Fate restriction of multipotent cardiovascular progenitor populations

多能心血管祖细胞群的命运限制

• 批准号: 423477814
• 负责人: Dr. Alexander Goedel
• 金额: --
• 依托单位: Cardiovascular Research Center (CVRC)
• 依托单位国家: 德国
• 项目类别: Research Fellowships
• 财政年份: 2019
• 资助国家: 德国
• 起止时间: 2018-12-31 至 2021-12-31
• 项目状态: 已结题
• 来源: https://gepris.dfg.de/gepris/projekt/423477814?language=en
• 关键词: Fate; restriction; multipotent; cardiovascular; progenitor

Heart failure is one of the leading causes for mortality in the western world. Partially, this can be attributed to the limited regenerative potential of the human heart after injury. In contrast to other species, like the zebrafish or salamanders, dead cardiomyocytes in the human heart cannot be replaced by new cells. Instead, scarring occurs limiting cardiac function. Human cardiovascular progenitor cells, which occur during embryogenesis and can be differentiated in vitro from human embryonic stem cells, harbor great potential as a therapeutic cell source for regenerative medicine. They can differentiate into cells of all cardiac lineages and are known drivers for cardiac regeneration in other species. However, the cellular mechanisms governing fundamental processes like self-renewal and fate-decision of these cells are still largely elusive hampering successful clinical translation of this promising approach. The hypothesis of this proposal is that the multipotent cardiovascular progenitor populations which arise during in vitro differentiation of human embryonic stem cells are not homogeneous populations but consist of multiple subpopulations. These subpopulations differ in their differentiation capacities, are governed by distinct transcriptional networks and respond differently to exogenous signaling cues. The main objective of the project is to develop strategies for identifying, isolating and amplifying the different cardiovascular progenitor subpopulations. To achieve this, advanced single cell technologies (transcriptomics and epigenomics) will be combined with virus-based lineage tracing. The knowledge generated will be further exploited to establish new tools to temporally and spatially control amplification and differentiation of these cells in a novel 3D cell-culture system mimicking the in vivo situation. This targeted approach will provide first results on the therapeutic potential of cardiovascular progenitor subpopulations as a novel cell source for regenerative therapies.

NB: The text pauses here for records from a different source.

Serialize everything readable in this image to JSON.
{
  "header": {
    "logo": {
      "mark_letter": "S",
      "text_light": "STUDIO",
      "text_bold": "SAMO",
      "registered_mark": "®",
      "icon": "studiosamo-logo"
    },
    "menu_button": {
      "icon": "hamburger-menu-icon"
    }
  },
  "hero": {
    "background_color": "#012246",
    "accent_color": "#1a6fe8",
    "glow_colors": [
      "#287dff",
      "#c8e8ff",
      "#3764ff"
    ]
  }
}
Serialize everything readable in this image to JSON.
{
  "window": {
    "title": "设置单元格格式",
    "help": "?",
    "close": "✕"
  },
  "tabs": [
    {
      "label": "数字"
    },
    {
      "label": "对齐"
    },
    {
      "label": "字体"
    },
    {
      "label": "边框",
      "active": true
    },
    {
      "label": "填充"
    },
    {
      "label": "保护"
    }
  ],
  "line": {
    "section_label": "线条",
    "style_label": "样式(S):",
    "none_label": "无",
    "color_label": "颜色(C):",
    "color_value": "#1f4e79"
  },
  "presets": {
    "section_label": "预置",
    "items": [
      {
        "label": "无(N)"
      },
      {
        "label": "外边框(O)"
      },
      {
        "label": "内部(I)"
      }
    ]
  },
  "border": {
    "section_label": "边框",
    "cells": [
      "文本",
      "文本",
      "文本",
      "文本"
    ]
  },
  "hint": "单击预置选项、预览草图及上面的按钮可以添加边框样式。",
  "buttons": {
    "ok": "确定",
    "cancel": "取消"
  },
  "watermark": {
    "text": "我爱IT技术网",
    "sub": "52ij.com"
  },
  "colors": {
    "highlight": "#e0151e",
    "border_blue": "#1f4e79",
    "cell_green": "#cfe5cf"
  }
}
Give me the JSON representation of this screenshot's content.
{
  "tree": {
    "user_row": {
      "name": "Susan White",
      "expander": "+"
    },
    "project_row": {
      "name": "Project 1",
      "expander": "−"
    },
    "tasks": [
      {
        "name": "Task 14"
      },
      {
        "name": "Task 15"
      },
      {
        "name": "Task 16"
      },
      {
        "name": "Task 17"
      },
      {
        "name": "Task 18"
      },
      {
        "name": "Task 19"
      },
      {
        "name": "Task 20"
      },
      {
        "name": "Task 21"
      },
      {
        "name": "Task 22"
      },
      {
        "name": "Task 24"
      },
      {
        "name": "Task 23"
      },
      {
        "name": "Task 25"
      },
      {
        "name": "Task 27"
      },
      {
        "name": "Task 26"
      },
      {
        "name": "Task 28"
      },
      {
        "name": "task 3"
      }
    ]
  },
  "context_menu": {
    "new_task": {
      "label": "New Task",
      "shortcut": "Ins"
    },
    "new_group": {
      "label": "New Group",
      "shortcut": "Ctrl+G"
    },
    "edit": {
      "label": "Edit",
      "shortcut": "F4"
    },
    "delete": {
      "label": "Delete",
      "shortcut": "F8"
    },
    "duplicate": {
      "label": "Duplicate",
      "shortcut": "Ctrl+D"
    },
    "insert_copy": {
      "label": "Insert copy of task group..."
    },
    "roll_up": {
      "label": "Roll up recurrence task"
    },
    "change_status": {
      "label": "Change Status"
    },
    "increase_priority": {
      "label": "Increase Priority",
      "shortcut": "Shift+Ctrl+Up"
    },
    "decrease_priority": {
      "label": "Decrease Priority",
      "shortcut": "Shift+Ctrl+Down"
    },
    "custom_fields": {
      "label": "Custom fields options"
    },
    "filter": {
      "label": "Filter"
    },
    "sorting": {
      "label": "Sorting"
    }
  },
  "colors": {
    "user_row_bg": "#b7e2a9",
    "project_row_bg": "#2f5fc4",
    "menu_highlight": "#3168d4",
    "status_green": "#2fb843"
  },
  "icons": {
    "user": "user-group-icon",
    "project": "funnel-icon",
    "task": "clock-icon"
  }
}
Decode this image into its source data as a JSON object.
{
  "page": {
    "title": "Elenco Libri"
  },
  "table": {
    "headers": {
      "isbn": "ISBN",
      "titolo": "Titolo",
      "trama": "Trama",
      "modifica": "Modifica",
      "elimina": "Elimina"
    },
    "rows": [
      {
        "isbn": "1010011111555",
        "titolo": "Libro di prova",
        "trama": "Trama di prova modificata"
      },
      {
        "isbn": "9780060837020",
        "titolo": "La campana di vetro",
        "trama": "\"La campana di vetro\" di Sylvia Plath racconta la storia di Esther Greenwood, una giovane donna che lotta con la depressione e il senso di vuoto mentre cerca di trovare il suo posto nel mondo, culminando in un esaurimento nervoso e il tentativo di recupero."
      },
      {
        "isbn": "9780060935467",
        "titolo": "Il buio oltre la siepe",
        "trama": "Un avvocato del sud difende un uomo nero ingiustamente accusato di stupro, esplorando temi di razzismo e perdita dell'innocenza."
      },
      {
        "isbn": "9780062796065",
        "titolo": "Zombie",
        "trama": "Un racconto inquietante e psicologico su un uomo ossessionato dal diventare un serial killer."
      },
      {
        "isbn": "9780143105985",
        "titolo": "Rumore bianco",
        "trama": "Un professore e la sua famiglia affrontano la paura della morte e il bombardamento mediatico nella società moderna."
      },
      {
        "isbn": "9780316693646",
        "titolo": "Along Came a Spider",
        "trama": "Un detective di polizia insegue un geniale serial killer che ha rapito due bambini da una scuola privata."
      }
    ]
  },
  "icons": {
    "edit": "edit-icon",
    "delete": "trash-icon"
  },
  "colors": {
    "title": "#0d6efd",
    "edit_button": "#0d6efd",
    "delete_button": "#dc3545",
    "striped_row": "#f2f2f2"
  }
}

心力衰竭是西方世界死亡的主要原因之一。部分原因是人类心脏在受伤后再生潜力有限。与其他物种不同，如斑马鱼或蝾螈，人类心脏中死亡的心肌细胞不能被新细胞取代。相反，疤痕的发生限制了心脏功能。人心血管祖细胞是在胚胎发生过程中产生的，可以在体外从人胚胎干细胞分化而来，具有作为再生医学治疗细胞来源的巨大潜力。它们可以分化成所有心脏谱系的细胞，并且是其他物种中心脏再生的已知驱动因素。然而，控制这些细胞的自我更新和命运决定等基本过程的细胞机制仍然在很大程度上难以实现，阻碍了这种有前途的方法的成功临床转化。该建议的假设是，在人胚胎干细胞的体外分化过程中产生的多能心血管祖细胞群体不是同质群体，而是由多个亚群组成。这些亚群的分化能力不同，受不同的转录网络控制，对外源信号的反应也不同。该项目的主要目标是制定识别、分离和扩增不同心血管祖细胞亚群的策略。为了实现这一目标，先进的单细胞技术（转录组学和表观基因组学）将与基于病毒的谱系追踪相结合。所产生的知识将被进一步利用，以建立新的工具，在模拟体内情况的新型3D细胞培养系统中，在时间和空间上控制这些细胞的扩增和分化。这种有针对性的方法将提供关于心血管祖细胞亚群作为再生疗法的新型细胞来源的治疗潜力的第一结果。